Eine RAM-Variante bereits eingestellt
Die Verfügbarkeitsprobleme in anderen Regionen sind offenbar noch größer, so soll man in den USA auf einen Mac mini M4 bis zu 18 Wochen warten. Apple hatte, wohl in Reaktion auf die RAM-Krise, bereits im März die 512-GByte-RAM-Variante des Mac Studio aus dem Programm genommen. Der Konzern setzt in all seinen Apple-Silicon-Maschinen auf SoCs, bei denen RAM, CPU und GPU in einem System-on-a-Chip-Modul stecken. Das befreit Apple aber auch nicht von der Notwendigkeit, RAM-Module für diese SoCs zu beziehen.
Aufgrund des KI-Booms und einer immer kleineren RAM-Herstelleranzahl gab es seit dem vergangenen Jahr massive Aufschläge bei Speicherriegeln.

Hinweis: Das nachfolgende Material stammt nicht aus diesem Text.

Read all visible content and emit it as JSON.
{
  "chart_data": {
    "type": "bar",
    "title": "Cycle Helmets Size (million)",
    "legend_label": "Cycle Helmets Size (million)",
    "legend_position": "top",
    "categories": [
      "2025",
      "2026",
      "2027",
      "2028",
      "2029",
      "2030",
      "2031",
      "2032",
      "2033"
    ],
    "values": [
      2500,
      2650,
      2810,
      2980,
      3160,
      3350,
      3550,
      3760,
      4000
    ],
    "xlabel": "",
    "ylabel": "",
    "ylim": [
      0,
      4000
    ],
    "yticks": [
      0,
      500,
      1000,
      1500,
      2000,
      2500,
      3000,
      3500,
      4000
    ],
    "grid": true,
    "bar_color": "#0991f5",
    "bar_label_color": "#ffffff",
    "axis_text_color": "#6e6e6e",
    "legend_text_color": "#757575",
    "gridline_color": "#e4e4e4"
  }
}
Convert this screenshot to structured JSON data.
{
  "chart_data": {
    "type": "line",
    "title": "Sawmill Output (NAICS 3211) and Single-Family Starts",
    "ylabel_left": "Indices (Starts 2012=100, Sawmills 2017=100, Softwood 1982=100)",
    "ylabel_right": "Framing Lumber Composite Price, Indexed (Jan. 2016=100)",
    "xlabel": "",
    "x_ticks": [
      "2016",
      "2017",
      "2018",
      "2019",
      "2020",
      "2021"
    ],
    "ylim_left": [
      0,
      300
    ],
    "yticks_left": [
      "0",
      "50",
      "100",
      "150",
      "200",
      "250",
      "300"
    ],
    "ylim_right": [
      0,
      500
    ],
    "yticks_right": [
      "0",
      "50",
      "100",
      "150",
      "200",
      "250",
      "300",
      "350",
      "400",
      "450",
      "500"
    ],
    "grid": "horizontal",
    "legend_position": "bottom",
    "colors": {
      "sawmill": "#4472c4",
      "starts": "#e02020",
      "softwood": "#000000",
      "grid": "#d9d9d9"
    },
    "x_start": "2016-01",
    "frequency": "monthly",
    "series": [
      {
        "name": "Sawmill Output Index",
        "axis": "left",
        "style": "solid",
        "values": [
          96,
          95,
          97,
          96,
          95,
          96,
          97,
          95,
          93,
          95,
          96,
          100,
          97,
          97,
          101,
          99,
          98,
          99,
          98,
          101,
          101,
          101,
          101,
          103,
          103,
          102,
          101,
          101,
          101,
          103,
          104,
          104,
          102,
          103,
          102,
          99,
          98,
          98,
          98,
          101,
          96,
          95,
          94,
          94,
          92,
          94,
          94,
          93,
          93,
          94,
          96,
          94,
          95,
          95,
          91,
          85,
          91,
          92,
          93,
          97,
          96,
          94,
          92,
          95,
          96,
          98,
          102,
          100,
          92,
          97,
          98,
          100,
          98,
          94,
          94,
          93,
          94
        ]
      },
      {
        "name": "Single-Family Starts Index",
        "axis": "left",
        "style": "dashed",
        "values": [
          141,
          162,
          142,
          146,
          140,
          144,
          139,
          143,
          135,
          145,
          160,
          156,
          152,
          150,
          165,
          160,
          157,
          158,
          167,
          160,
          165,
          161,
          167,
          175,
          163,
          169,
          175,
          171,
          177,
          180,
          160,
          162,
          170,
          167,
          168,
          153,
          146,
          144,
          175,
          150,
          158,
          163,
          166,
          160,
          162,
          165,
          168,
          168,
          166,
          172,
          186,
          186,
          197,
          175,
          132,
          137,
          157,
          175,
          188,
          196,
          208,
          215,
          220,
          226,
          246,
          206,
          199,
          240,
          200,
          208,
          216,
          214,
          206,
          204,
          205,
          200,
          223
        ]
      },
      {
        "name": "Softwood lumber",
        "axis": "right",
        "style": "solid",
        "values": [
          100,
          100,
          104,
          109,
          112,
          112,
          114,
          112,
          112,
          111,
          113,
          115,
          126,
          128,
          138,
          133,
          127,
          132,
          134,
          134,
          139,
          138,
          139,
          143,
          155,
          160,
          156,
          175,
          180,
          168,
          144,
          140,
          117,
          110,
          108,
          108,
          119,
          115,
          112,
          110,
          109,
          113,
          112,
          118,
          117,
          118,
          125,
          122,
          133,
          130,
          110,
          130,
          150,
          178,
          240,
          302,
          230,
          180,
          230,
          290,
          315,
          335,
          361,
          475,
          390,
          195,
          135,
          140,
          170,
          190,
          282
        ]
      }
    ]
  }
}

Apple konnte dies bislang ausgleichen, indem die interne Marge zurückging. So gilt etwa das MacBook Neo als Schnäppchen, auch wenn darin nur 8 GByte stecken. Das liegt aber vor allem an der Verwendung des A18 Pro aus dem iPhone. Das SoC ist für diese RAM-Größe ausgelegt.